With a coming Google algorithm change targeting “doorway pages”, I’ve been thinking about what exactly a doorway page looks like and how one would detected by the Big G.
What does an example of a doorway page look like when compared to a “normal” landing page? What attributes and patterns does Google look for when they’re algorithmically hunting for doorway pages?
Google can easily spot a doorway page if it has two or more of the following attributes:
1. Doorway pages try to get you to another, more relevant page on the site
2. Doorway pages have very little original content
3. Doorway pages are an island – not linked to from the main site (created for SEO)
4. Doorway pages provide little to no clear value to the searcher
5. Doorway pages are usually created by the dozen, or with large ecommerce sites, by the hundreds
In other words, your low-quality page isn’t providing a good user experience for visitors. If your landing page has little to no content, is full of links to product pages, can only be reached via a search engine, looks like dozens of other pages on your site, and doesn’t give the searcher what their looking for immediately — then you have a doorway page on your hands.
Doorway Page Examples:
Generally doorway pages are found on medium to large e-commerce sites because these sites offer thousands of products.
For example, if one of the hundreds of products you sell are tables. There are many types of tables to sell: blue tables, work tables, folding tables, kitchen tables, red tables, white tables, oak tables, side tables, dining room tables, etc.
A simple product page isn’t going to get you ranked on a broad, competitive term.
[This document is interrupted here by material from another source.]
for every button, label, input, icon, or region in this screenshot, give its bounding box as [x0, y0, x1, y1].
So if you’re selling tables and you offer a lot of different types of tables– how would you try to rank all those variations?
Due to the overwhelming amount of pages that need to be created, most companies generate these pages by the hundreds with a page template. They then dynamically fill that page with individual product links, and auto generate Title and Description tags.
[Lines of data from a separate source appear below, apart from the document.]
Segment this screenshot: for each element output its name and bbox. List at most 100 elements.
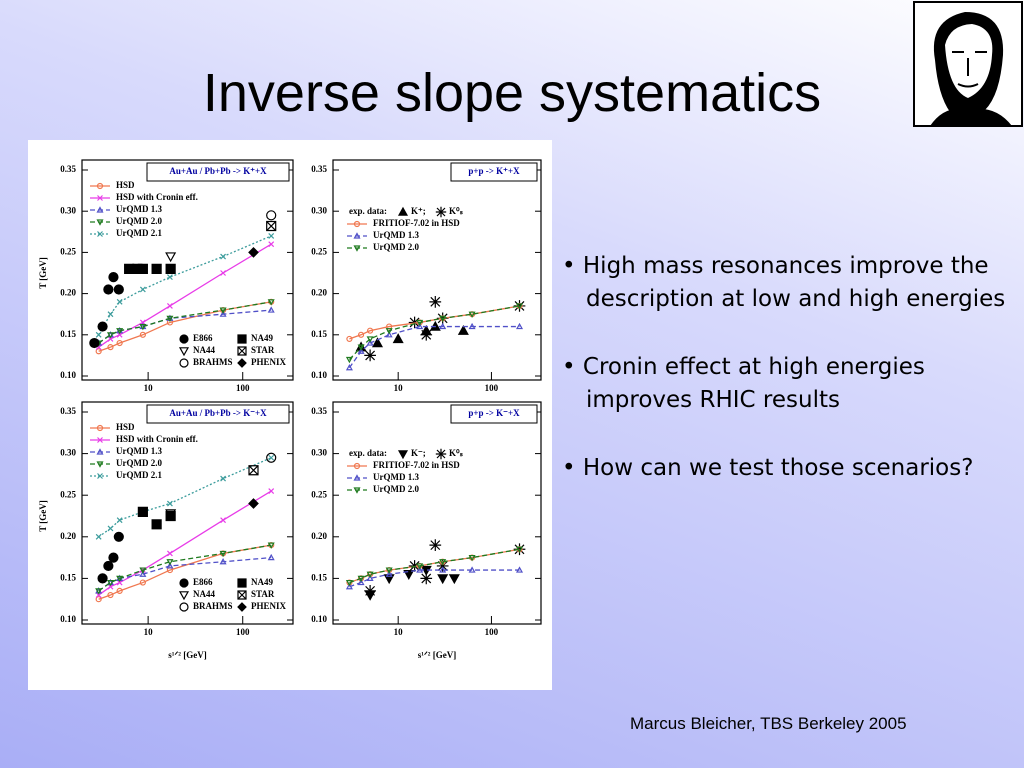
legend-marker — [179, 358, 189, 368]
data-point — [366, 571, 374, 578]
x-axis-label: s¹ᐟ² [GeV] — [418, 650, 456, 660]
data-point — [95, 348, 102, 355]
y-axis-label: T [GeV] — [38, 500, 48, 532]
y-tick-label: 0.15 — [311, 572, 327, 582]
data-point — [357, 344, 365, 351]
panel-title: p+p -> K⁺+X — [468, 166, 520, 176]
legend-marker — [97, 437, 103, 443]
series-line — [98, 301, 272, 344]
y-tick-label: 0.35 — [60, 164, 76, 174]
data-point — [457, 324, 469, 335]
data-point — [448, 574, 460, 585]
data-point — [345, 356, 353, 364]
data-point — [416, 563, 424, 570]
legend-label: PHENIX — [251, 357, 287, 367]
series — [98, 556, 272, 592]
slide-title: Inverse slope systematics — [202, 63, 822, 123]
y-tick-label: 0.25 — [60, 246, 76, 256]
data-point — [151, 263, 162, 274]
legend-marker — [353, 474, 361, 481]
data-point — [139, 570, 147, 577]
data-point — [106, 332, 114, 339]
data-point — [219, 307, 227, 314]
y-tick-label: 0.25 — [311, 489, 327, 499]
legend-marker — [97, 195, 103, 201]
legend-label: UrQMD 2.1 — [116, 470, 162, 480]
data-point — [219, 310, 227, 317]
data-point — [113, 531, 124, 542]
legend-marker — [353, 487, 361, 494]
data-point — [439, 315, 447, 323]
data-point — [513, 543, 526, 556]
legend-label: PHENIX — [251, 601, 287, 611]
y-tick-label: 0.25 — [311, 246, 327, 256]
legend-label: K⁻; — [411, 448, 426, 458]
data-point — [166, 500, 173, 507]
legend-label: E866 — [193, 333, 213, 343]
data-point — [403, 570, 415, 580]
data-point — [385, 328, 393, 335]
data-point — [357, 575, 365, 583]
panel-title: Au+Au / Pb+Pb -> K⁺+X — [169, 166, 267, 176]
data-point — [468, 311, 476, 318]
data-point — [219, 558, 227, 565]
data-point — [367, 327, 374, 334]
legend-label: HSD — [116, 422, 135, 432]
data-point — [95, 596, 102, 603]
series-line — [348, 325, 520, 369]
series-line — [98, 544, 272, 592]
data-point — [357, 347, 365, 354]
x-tick-label: 100 — [236, 383, 250, 393]
data-point — [439, 566, 447, 573]
data-point — [166, 559, 174, 566]
legend-marker — [96, 182, 104, 190]
y-tick-label: 0.35 — [311, 164, 327, 174]
data-point — [515, 566, 524, 573]
data-point — [166, 550, 173, 557]
data-point — [139, 331, 146, 338]
legend-label: UrQMD 2.0 — [116, 458, 162, 468]
data-point — [366, 339, 374, 346]
data-point — [429, 295, 442, 308]
data-point — [468, 566, 476, 573]
data-point — [108, 272, 119, 283]
title-box — [450, 404, 538, 424]
data-point — [103, 284, 114, 295]
legend-marker — [96, 219, 104, 226]
y-tick-label: 0.20 — [311, 288, 327, 298]
y-tick-label: 0.30 — [311, 448, 327, 458]
legend-label: UrQMD 2.1 — [116, 228, 162, 238]
legend-marker — [96, 206, 104, 213]
data-point — [97, 573, 108, 584]
data-point — [248, 498, 259, 509]
data-point — [385, 331, 393, 338]
data-point — [515, 303, 524, 310]
data-point — [268, 488, 275, 494]
data-point — [220, 270, 227, 276]
data-point — [439, 322, 447, 330]
legend-marker — [397, 206, 409, 216]
data-point — [436, 560, 449, 572]
series — [348, 325, 520, 369]
data-point — [468, 555, 476, 562]
legend-label: E866 — [193, 577, 213, 587]
bullet-list: High mass resonances improve the descrip… — [562, 250, 1022, 520]
data-point — [429, 539, 442, 551]
x-axis-label: s¹ᐟ² [GeV] — [168, 650, 206, 660]
plot-frame — [81, 159, 294, 381]
data-point — [166, 274, 173, 281]
data-point — [266, 210, 277, 221]
data-point — [220, 475, 227, 482]
legend-marker — [237, 334, 247, 344]
x-tick-label: 10 — [394, 383, 404, 393]
data-point — [165, 510, 176, 522]
legend-marker — [96, 424, 104, 432]
y-tick-label: 0.15 — [311, 329, 327, 339]
legend-label: HSD with Cronin eff. — [116, 434, 198, 444]
series — [98, 301, 272, 344]
data-point — [439, 559, 447, 566]
data-point — [346, 335, 353, 343]
data-point — [248, 247, 259, 258]
legend-marker — [237, 346, 247, 356]
data-point — [437, 574, 449, 585]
Here’s a large e-commerce website that followed that exact formula. They decided to auto generate hundreds of thousands of pages based on popular search queries. I did a “site:” search on their “/market/” subfolder and Google returned millions of pages in that folder.
They clearly used a script to auto-generate their SEO titles and descriptions (and because no human proofed the text, a lot of the descriptions don’t make sense). When you arrive to one of these category pages — it’s quite basic. The main navigation, a heading that mirrors the title tag, and links to product listings for that search keyword.
Basically, it’s thousands of similar pages created for search engines, no meaningful (static) content, duplicate SEO meta, and the only content is dynamically generated links to product listings. Any of these by itself wouldn’t be a problem, but together, this site is sending a lot of “doorway page” signals. The fact that this is a well-known brand might get them a pass from Google, but I’d be really concerned with these pages.
Be Smart with Your Landing Pages
When creating or optimizing landing pages for search, be hyper-aware of the messages you’re sending to Google. Is the page sending the right signals so that Google won’t categorize it as a doorway page?
That said, put this all in perspective, know that the World Wide Web has trillions of webpages that Google is trying to index and categorize, so don’t over think it.
If you’re manually creating landing pages for search, odds are you are giving it enough of a personal touch to get it past the “Doorway Page” sensors. Send the right signals by ensuring that the links on the page don’t outnumber useful on-page content, has a unique SEO title and description, is linked from one of your main pages, and isn’t part of a dozens of other pages that look and feel similar.
Basically, create your landing page with value to the user in mind, not just for a search engine and you shouldn’t have to worry about your pages being hit with a “Doorway” penalty.